Mais lorsque le fer de l'inducteur et de l'induit commencent à se saturer, la perméabilité diminue et le flux ne croît presque plus.
On dit alors que la machine est saturée. Si l'on trace la valeur de la tension induite en fonction du courant d'excitation, on obtient la courbe de saturation de la génératrice (Fig . 27-23).
Figure 27-23 Courbe de saturation à vide
Durant cet essai, la vitesse de rotation de la génératrice est maintenue constante. On peut donc faire varier la tension induite à volonté en faisant varier le courant d'excitation. La tension nominale de la machine est habituellement située un peu plus haut que le «coude» de la courbe de saturation, soit, dans le cas de la Fig. 27-23, aux environs de 120V.
Quand les bornes du circuit d'excitation sont interverties, le courant circule en sens inverse dans les bobines d'excitation, ce qui change le sens des lignes de force. Ce changement entraîne un changement de la polarité de la tension induite .
2. Effet de la vitesse de rotation.
Lorsqu'on augmente la vitesse de rotation sans faire varier le courant d'ex- citation, le nombre de lignes coupées par seconde augmente en proportion, ce qui augmente la tension induite. La tension induite Eo est strictement proportionnelle à la vitesse de rotation.
Quand on change le sens de rotation, la polarité des bornes x et y change aussi. Lorsqu'on change à la fois la polarité de la tension d'excitation et le sens de rotation, la polarité de la tension induite demeure la même.
Génératrice à excitation shunt
Lorsque les bobines excitatrices sont reliées directe- ment aux bornes du générateur, de façon que le courant d'excitation soit fourni par l'induit, la génératrice est dite à excitation shunt (Fig. 27-24).

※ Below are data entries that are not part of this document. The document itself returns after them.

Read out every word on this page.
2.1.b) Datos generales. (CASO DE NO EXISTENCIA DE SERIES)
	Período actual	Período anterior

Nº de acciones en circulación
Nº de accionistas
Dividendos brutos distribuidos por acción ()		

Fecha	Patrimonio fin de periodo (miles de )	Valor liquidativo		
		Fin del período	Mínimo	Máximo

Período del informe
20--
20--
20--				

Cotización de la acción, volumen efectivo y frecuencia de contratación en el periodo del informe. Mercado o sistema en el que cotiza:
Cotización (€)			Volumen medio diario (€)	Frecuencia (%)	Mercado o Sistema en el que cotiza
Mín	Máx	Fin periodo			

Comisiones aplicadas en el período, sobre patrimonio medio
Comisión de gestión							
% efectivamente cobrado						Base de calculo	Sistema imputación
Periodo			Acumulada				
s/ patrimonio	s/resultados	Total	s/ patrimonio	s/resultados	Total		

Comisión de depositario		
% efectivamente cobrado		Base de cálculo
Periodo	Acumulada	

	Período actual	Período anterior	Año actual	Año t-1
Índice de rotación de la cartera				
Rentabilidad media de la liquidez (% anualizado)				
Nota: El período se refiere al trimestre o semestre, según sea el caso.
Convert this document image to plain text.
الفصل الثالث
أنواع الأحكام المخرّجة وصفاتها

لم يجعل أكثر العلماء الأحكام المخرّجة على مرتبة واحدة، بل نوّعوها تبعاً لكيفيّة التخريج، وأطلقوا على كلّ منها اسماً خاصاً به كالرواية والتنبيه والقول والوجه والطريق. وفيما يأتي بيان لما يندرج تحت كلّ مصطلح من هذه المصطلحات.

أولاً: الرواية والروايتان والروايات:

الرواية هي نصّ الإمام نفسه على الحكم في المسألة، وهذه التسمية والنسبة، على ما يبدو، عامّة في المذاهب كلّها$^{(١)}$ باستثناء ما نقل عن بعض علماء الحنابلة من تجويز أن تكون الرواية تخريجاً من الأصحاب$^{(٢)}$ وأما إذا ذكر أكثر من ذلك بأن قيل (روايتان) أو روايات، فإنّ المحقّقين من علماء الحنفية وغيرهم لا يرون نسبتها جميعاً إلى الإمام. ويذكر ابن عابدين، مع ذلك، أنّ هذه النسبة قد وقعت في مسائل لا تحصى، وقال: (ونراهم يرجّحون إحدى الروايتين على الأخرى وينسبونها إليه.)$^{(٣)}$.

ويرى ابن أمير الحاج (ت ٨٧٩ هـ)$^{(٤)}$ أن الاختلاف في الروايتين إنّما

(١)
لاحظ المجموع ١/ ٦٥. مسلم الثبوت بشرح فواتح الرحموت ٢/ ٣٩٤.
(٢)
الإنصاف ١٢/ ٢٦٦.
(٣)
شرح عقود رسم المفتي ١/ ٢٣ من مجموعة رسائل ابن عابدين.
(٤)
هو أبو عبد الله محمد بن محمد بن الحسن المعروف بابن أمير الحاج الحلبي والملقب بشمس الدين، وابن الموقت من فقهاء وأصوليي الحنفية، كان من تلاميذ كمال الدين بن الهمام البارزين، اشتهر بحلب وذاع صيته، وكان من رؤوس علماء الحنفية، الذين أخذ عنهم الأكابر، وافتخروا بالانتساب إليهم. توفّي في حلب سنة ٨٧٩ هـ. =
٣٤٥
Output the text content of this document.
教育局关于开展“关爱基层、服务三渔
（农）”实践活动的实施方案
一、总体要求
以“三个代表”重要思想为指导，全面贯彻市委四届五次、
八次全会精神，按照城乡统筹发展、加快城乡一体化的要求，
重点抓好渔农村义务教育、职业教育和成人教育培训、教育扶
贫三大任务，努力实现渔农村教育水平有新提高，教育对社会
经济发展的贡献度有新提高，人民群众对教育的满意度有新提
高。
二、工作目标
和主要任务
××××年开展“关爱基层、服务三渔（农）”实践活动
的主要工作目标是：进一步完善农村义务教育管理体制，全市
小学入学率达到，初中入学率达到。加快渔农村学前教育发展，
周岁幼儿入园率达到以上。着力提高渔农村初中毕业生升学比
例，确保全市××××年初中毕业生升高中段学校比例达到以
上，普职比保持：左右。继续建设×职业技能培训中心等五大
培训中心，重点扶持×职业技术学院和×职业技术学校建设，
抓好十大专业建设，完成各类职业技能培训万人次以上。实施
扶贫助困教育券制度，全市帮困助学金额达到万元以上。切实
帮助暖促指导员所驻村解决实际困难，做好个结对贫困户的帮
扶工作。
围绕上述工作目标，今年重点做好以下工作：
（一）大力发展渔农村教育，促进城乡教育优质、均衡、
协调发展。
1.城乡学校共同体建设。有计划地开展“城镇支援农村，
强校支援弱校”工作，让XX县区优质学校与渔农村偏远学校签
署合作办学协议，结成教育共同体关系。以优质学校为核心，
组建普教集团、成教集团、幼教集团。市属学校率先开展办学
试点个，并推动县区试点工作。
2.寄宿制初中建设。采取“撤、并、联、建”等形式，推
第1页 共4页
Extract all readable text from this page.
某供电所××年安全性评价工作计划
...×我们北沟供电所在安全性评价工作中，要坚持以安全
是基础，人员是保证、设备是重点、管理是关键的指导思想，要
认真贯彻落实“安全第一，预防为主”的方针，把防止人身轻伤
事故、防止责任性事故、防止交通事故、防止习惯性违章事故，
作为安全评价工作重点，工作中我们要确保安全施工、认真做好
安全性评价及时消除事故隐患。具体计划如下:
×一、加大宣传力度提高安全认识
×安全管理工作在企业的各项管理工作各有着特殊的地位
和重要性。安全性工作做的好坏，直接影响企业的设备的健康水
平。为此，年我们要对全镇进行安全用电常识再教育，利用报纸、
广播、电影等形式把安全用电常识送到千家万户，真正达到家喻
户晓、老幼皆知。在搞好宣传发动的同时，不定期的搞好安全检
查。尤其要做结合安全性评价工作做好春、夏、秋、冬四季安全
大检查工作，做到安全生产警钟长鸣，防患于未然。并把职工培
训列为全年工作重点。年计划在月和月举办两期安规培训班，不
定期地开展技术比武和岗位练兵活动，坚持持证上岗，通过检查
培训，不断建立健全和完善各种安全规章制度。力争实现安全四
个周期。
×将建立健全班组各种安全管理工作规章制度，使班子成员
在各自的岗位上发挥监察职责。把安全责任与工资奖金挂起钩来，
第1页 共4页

Figure 27-24 Génératrice shunt
Le grand avantage de cette connexion réside dans le fait qu'elle n'exige aucune source extérieure pour le fonctionnement de la machine.
Réglage de la tension
Il est facile de régler la valeur de la tension induite dans un générateur shunt. Il suffit de faire varier l'intensité du courant d'excitation au moyen d'une résistance variable intercalée en série avec les bobines excitatrices (Fig . 27-25).
Figure 27-25 Réglage de la tension induite au moyen d'un rhéostat
Cette résistance variable porte le nom de rhéostat d'excitation. Pour comprendre comment on peut faire varier la tension au moyen de ce rhéostat, supposons que la tension entre les bornes x et y soit de 120 volts lorsque le curseur p est au centre du rhéostat.
En déplaçant le curseur vers l'extrémité m du rhéostat, la valeur de la résistance entre les points a et b diminue, ce qui provoque une augmentation du courant d'excitation Ix. Cet accroissement du courant dans les bobines excitatrices entraîne un accroissement du flux, donc une augmentation de la tension induite.
Par contre, si l'on déplace le curseur vers l'extrémité n, la résistance augmente, le courant Ix diminue, le flux diminue et la tension induite Eo diminue.
Si l'on connaît la courbe de saturation et la résistance totale Rt du champ et du rhéostat, on peut déterminer la valeur de la tension induite. Il suffit de tracer, sur le graphique de la courbe de saturation, une droite correspondant à la résistance Rt.
Le point de coupure de cette droite avec la courbe correspond à la tension in- duite. Par exemple, si la résistance de l'inducteur est de 50Ω et celle du rhéostat est nulle, la droite passe par le point
E= 50V, I = 1A.
Cette droite coupe la courbe de satu- ration à un point correspondant à une tension de 150V (Fig. 27-26) . Étant donné que la résistance du rhéostat est nulle, cela représente la tension maximale que peut atteindre la génératrice à excitation shunt.
Figure 27-26 Méthode pour déterminer la valeur de la tension induite
En déplaçant le curseur p, la résistance du circuit inducteur augmente et lorsqu'elle est, disons, de 120Ω on obtient une nouvelle droite coupant la courbe à une tension Eo de 120V.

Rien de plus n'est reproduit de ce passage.